The response to one "fear" reflects the unfortunately long lead time faced by magazines:

Fear Health reform will take away the good coverage from your job.
And how does CR counter that "fear"?
Fact If you're satisfied with your job-based coverage, you would be able to keep it.
Ah, we've heard that (and more) before! Obama's June 15 speech to the AMA:
I know that there are millions of Americans who are content with their health care coverage -- they like their plan and, most importantly, they value their relationship with their doctor. They trust you. And that means that no matter how we reform health care, we will keep this promise to the American people: If you like your doctor, you will be able to keep your doctor, period. (Applause.) If you like your health care plan, you'll be able to keep your health care plan, period. (Applause.) No one will take it away, no matter what.
And a few minutes after that, like CR he was deriding "naysayers" who were "not telling the truth."

It took about 43 seconds post-speech for skeptics to say hey, wait a minute! Eventually Obama had to walk back that language.

But -- as the president acknowledged at his news conference Tuesday -- that's not really a pledge he can promise to deliver on. Private companies are always free to choose different health plans for their employees, and that's not something Obama's plan would change.

"When I say if you have your plan and you like it, . . . or you have a doctor and you like your doctor, that you don't have to change plans, what I'm saying is the government is not going to make you change plans under health reform," the president said Tuesday.

While Obama had to admit that his "be able to keep" promises were empty, apparently CR didn't get the memo in time; they just echo the President's original talking point uncritically. Clearly the "Fear" in this case is more factual than CR's "Fact".
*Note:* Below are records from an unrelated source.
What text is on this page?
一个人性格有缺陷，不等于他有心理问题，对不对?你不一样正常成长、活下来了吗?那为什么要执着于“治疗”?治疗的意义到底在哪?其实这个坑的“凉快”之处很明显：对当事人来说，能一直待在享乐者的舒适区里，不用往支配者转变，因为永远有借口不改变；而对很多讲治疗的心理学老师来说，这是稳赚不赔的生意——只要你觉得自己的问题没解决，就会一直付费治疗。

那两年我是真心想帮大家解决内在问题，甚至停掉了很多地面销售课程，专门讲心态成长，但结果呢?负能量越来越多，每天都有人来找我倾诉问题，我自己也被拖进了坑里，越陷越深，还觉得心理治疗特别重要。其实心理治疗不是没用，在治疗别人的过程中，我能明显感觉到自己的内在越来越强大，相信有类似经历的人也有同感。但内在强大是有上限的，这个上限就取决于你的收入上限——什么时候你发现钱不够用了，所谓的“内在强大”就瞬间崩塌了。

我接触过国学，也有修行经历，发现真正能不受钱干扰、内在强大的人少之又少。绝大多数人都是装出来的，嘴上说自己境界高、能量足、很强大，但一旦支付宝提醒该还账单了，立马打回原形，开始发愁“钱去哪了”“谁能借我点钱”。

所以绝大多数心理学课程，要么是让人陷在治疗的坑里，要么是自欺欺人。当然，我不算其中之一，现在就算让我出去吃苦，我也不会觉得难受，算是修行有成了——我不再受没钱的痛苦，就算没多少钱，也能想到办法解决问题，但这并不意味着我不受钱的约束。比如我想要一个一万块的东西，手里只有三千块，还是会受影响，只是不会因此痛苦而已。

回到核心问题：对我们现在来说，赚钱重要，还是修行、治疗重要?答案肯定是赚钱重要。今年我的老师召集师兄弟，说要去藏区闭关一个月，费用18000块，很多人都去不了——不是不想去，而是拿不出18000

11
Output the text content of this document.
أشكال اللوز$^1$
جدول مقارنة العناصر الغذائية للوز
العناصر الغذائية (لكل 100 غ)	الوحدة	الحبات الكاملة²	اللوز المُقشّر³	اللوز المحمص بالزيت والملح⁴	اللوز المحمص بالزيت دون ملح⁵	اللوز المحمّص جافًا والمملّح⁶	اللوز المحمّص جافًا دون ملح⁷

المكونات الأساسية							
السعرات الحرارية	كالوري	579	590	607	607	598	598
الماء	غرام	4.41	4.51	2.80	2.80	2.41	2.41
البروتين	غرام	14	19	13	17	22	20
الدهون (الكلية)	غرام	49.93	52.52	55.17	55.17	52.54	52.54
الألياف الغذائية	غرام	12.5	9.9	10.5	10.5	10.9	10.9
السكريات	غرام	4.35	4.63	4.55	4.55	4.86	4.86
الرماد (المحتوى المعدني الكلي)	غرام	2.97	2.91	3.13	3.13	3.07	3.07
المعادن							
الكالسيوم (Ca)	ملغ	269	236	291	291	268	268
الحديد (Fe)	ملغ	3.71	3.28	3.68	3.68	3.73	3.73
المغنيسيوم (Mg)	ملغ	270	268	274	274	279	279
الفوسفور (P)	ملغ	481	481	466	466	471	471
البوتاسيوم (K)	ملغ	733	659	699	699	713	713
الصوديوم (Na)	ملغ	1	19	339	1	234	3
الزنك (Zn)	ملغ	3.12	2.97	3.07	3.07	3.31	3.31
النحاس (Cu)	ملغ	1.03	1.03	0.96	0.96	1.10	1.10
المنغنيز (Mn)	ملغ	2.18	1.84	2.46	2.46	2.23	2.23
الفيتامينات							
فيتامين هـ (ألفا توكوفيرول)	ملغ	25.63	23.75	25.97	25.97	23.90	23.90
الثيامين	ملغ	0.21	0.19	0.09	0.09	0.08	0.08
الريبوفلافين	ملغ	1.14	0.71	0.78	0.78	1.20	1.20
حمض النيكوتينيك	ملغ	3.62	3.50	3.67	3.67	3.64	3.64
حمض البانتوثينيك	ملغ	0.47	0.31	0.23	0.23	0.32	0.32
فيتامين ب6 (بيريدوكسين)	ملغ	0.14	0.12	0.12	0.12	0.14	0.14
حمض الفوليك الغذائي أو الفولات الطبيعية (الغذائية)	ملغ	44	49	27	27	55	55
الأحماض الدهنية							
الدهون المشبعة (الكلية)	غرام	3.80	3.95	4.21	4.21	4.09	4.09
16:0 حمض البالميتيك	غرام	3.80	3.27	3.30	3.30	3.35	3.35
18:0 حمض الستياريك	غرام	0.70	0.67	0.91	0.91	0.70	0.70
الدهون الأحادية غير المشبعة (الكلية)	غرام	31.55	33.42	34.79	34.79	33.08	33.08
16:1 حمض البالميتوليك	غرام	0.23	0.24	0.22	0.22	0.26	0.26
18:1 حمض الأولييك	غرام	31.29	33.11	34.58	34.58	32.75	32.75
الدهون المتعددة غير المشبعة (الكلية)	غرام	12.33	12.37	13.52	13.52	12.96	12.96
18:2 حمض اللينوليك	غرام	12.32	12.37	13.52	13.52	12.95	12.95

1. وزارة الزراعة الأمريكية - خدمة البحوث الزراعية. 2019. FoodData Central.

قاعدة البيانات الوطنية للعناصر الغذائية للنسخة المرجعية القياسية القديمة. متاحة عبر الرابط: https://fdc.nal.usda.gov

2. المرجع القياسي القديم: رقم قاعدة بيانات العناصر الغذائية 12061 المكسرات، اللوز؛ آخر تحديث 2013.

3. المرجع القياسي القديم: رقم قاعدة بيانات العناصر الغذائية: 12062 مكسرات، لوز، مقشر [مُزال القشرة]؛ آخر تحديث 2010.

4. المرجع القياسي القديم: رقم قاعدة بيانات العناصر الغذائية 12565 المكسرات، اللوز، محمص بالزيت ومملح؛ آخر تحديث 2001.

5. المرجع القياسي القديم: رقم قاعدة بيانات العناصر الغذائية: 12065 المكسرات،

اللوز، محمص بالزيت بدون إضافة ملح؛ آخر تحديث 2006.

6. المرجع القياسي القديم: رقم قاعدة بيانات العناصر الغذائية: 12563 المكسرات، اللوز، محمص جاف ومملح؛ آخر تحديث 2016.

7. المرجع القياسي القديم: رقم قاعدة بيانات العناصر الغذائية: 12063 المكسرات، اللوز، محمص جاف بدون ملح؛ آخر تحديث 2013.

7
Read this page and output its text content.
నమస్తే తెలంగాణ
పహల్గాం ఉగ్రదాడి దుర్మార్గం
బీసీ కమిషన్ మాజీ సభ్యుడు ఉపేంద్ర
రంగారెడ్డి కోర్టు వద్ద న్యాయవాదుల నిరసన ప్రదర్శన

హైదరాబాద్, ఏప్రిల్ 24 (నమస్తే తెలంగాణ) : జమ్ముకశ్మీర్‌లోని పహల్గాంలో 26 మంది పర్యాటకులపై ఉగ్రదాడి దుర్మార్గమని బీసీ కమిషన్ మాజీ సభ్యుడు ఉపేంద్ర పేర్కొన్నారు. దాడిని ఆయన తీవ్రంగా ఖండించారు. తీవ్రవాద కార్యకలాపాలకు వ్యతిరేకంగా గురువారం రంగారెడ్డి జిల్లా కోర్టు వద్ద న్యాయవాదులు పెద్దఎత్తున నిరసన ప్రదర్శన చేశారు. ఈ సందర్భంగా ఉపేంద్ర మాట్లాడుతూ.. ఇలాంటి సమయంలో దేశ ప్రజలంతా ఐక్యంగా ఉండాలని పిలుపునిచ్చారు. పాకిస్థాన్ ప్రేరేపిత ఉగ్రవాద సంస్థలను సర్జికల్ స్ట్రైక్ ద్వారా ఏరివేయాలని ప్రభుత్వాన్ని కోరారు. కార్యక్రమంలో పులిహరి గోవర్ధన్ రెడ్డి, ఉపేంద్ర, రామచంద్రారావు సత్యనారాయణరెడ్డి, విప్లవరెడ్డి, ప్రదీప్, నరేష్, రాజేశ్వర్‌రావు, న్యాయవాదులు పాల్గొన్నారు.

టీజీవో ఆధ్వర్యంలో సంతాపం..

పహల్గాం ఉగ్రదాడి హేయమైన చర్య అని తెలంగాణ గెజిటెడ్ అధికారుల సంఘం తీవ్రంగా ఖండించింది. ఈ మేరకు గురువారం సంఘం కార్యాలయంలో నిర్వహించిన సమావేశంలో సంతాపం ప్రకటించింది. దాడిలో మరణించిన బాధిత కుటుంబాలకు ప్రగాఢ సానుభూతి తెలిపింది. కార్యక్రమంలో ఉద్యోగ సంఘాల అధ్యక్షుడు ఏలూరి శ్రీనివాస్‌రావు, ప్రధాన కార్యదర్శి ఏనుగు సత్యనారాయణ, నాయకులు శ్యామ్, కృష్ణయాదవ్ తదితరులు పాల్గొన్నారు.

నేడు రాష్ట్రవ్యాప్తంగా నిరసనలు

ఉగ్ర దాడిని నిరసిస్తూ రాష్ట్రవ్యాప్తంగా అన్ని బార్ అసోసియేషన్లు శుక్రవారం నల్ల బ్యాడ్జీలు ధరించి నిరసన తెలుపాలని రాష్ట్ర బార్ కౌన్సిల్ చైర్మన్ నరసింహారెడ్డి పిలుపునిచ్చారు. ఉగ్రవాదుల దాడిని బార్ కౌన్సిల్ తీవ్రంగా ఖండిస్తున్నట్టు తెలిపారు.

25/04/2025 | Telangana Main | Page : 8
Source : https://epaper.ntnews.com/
Which is kind of the point of this whole exercise. Consumer Reports does a decent job of sorting through competing products, testing for quality, skeptically and independently checking out producer's claims.

But when it comes to politically-tinged issues, CR drops its independence and skepticism faster than you can say "Obama's so dreamy!" They have no problem engaging in the kind of specious argument that they'd rip to shreds if offered up by a corporate bigwig.

They should stick to reviewing cars, appliances, and electronics.